Dire sea level rise likely even in a 1.5C world: study
Dire sea level rise likely even in a 1.5C world: study / Photo: Handout - NASA/AFP

Dire sea level rise likely even in a 1.5C world: study

Rising seas will severely test humanity's resilience in the second half of the 21st century and beyond, even if nations defy the odds and cap global warming at the ambitious 1.5 degrees Celsius target, researchers said Tuesday.

Text size:

The pace at which global oceans are rising has doubled in three decades, and on current trends will double again by 2100 to about one centimetre per year, they reported in a study.

"Limiting global warming to 1.5C would be a major achievement" and avoid many dire climate impacts, lead author Chris Stokes, a professor at Durham University in England, told AFP.

"But even if this target is met," he added, "sea level rise is likely to accelerate to rates that are very difficult to adapt to."

Absent protective measures such as sea walls, an additional 20 centimetres (7.8 inches) of sea level rise -- the width of a letter-size sheet of paper -- by 2050 would cause some $1 trillion in flood damage annually in the world's 136 largest coastal cities, earlier research has shown.

Some 230 million people live on land within one metre (3.2 feet) of sea level, and more than a billion reside within 10 metres.

Sea level rise is driven in roughly equal measure by the disintegration of ice sheets and mountain glaciers, as well as the expansion of warming oceans, which absorb more than 90 percent of the excess heat due to climate change.
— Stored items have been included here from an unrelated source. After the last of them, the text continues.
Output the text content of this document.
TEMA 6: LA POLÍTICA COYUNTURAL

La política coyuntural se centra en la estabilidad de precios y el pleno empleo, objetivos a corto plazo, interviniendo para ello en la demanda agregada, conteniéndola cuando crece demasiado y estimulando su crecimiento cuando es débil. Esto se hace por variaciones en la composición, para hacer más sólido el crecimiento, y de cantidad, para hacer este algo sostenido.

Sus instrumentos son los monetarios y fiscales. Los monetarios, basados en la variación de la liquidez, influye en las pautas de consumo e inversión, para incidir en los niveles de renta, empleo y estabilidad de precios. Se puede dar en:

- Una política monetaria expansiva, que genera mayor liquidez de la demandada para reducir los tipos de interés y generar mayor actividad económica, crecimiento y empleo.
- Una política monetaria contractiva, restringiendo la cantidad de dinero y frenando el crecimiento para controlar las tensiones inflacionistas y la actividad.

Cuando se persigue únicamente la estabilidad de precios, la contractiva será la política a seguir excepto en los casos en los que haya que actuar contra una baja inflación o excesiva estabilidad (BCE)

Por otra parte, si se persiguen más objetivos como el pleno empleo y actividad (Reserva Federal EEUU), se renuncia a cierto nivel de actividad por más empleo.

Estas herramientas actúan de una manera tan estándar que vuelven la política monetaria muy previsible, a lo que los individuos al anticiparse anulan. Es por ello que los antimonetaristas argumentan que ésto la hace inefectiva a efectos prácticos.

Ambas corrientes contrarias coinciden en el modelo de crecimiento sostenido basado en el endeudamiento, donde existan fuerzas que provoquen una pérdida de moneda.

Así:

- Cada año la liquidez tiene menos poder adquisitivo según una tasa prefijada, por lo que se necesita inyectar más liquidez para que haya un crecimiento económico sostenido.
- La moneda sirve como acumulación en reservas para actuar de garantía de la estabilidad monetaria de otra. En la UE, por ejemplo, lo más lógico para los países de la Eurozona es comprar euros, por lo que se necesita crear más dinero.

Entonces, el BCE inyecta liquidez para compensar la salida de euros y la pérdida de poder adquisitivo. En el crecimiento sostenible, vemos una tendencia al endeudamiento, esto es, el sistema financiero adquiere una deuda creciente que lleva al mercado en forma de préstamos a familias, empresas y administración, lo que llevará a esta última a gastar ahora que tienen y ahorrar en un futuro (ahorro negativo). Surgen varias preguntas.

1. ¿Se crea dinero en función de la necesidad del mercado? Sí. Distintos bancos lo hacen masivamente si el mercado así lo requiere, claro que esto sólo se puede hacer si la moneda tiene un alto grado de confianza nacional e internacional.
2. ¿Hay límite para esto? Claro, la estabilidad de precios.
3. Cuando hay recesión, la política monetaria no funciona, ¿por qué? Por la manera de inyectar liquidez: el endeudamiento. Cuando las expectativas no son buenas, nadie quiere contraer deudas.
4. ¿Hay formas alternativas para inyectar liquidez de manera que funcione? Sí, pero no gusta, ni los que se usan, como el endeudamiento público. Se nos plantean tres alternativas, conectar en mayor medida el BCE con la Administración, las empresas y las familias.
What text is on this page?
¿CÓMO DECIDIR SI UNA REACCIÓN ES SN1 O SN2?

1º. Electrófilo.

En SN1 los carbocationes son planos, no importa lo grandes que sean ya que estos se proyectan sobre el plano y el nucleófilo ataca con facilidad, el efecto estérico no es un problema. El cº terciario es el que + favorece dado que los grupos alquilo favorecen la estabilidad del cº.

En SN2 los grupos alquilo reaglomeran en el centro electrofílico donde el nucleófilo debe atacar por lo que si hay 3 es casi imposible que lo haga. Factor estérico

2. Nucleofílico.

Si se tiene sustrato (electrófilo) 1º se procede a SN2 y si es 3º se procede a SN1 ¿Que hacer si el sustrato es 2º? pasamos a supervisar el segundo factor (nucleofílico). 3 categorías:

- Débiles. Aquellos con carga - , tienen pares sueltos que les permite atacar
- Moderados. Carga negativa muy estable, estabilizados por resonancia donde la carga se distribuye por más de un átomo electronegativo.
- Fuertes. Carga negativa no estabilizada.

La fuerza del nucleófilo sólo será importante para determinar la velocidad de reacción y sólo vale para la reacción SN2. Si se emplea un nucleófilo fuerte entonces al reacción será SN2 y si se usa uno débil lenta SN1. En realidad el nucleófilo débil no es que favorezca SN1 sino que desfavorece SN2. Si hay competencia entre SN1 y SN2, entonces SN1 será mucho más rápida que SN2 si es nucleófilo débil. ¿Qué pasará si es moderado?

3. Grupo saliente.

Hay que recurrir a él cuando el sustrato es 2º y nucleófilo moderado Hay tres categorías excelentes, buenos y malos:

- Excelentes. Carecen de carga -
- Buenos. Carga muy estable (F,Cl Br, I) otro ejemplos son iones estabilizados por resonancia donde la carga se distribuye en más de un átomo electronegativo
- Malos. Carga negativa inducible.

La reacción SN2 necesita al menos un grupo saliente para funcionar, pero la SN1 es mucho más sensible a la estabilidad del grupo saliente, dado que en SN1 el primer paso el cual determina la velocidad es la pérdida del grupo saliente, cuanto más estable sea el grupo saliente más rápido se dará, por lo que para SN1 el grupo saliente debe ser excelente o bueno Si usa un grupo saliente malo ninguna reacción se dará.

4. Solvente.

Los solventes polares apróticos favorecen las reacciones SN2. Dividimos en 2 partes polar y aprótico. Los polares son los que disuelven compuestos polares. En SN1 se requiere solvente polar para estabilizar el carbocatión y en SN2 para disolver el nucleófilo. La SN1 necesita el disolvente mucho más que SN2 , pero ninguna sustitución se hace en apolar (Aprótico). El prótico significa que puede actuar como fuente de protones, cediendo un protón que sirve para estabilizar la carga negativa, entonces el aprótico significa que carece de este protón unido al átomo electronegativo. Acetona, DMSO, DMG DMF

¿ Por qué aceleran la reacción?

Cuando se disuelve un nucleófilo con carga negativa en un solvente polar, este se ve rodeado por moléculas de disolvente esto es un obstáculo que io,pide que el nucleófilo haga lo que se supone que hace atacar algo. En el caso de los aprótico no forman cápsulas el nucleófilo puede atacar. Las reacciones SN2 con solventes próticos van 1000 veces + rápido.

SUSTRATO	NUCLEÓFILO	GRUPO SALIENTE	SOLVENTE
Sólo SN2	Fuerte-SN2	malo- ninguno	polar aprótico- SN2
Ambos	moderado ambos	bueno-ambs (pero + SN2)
Averaged across 20 years, Earth's surface temperature is currently 1.2C above pre-industrial levels, already enough to lift the ocean watermark by several metres over the coming centuries, Stokes and colleagues noted in the journal Communications Earth & Environment.

The world is on track to see temperatures rise 2.7C above that benchmark by the end of the century.

- Tipping points -

In a review of scientific literature since the last major climate assessment by the UN-mandated Intergovernmental Panel on Climate Change (IPCC), Stokes and his team focused on the growing contribution of ice sheets to rising seas.

In 2021, the IPCC projected "likely" sea level rise of 40 to 80 centimetres by 2100, depending on how how quickly humanity draws down greenhouse gas emissions, but left ice sheets out of their calculations due to uncertainty.

The picture has become alarmingly more clear since then.

"We are probably heading for the higher numbers within that range, possibly higher," said Stokes.

The scientist and his team looked at three baskets of evidence, starting with what has been observed and measured to date.

Satellite data has revealed that ice sheets with enough frozen water to lift oceans some 65 metres are far more sensitive to climate change than previously suspected.

The amount of ice melting or breaking off into the ocean from Greenland and West Antarctica, now averaging about 400 billion tonnes a year, has quadrupled over the last three decades, eclipsing runoff from mountain glaciers.

Estimates of how much global warming it would take to push dwindling ice sheets past a point of no return, known as tipping points, have also shifted.

"We used to think that Greenland wouldn't do anything until the world warmed 3C," said Stokes. "Now the consensus for tipping points for Greenland and West Antarctica is about 1.5C."

The 2015 Paris climate treaty calls for capping global warming at "well below" 2C, and 1.5C if possible.

The scientists also looked at fresh evidence from the three most recent periods in Earth's history with comparable temperatures and atmospheric levels of CO2, the main driver of global warming.

About 125,000 years ago during the previous "interglacial" between ice ages, sea levels were two to nine metres higher than today despite a slightly lower average global temperature and significantly less CO2 in the air -- 287 parts per million, compared to 424 ppm today.

A slightly warmer period 400,000 ago with CO2 concentrations at about 286 ppm saw oceans 6-to-13 metres higher.

And if we go back to the last moment in Earth's history with CO2 levels like today, some three million years ago, sea levels were 10-to-20 metres higher.

Finally, scientists reviewed recent projections of how ice sheets will behave in the future.

"If you want to slow sea level rise from ice sheets, you clearly have to cool back from present-day temperatures," Stokes told AFP.

"To slow sea level rise from ice sheets to a manageable level requires a long-term temperature goal that is close to +1C, or possibly lower."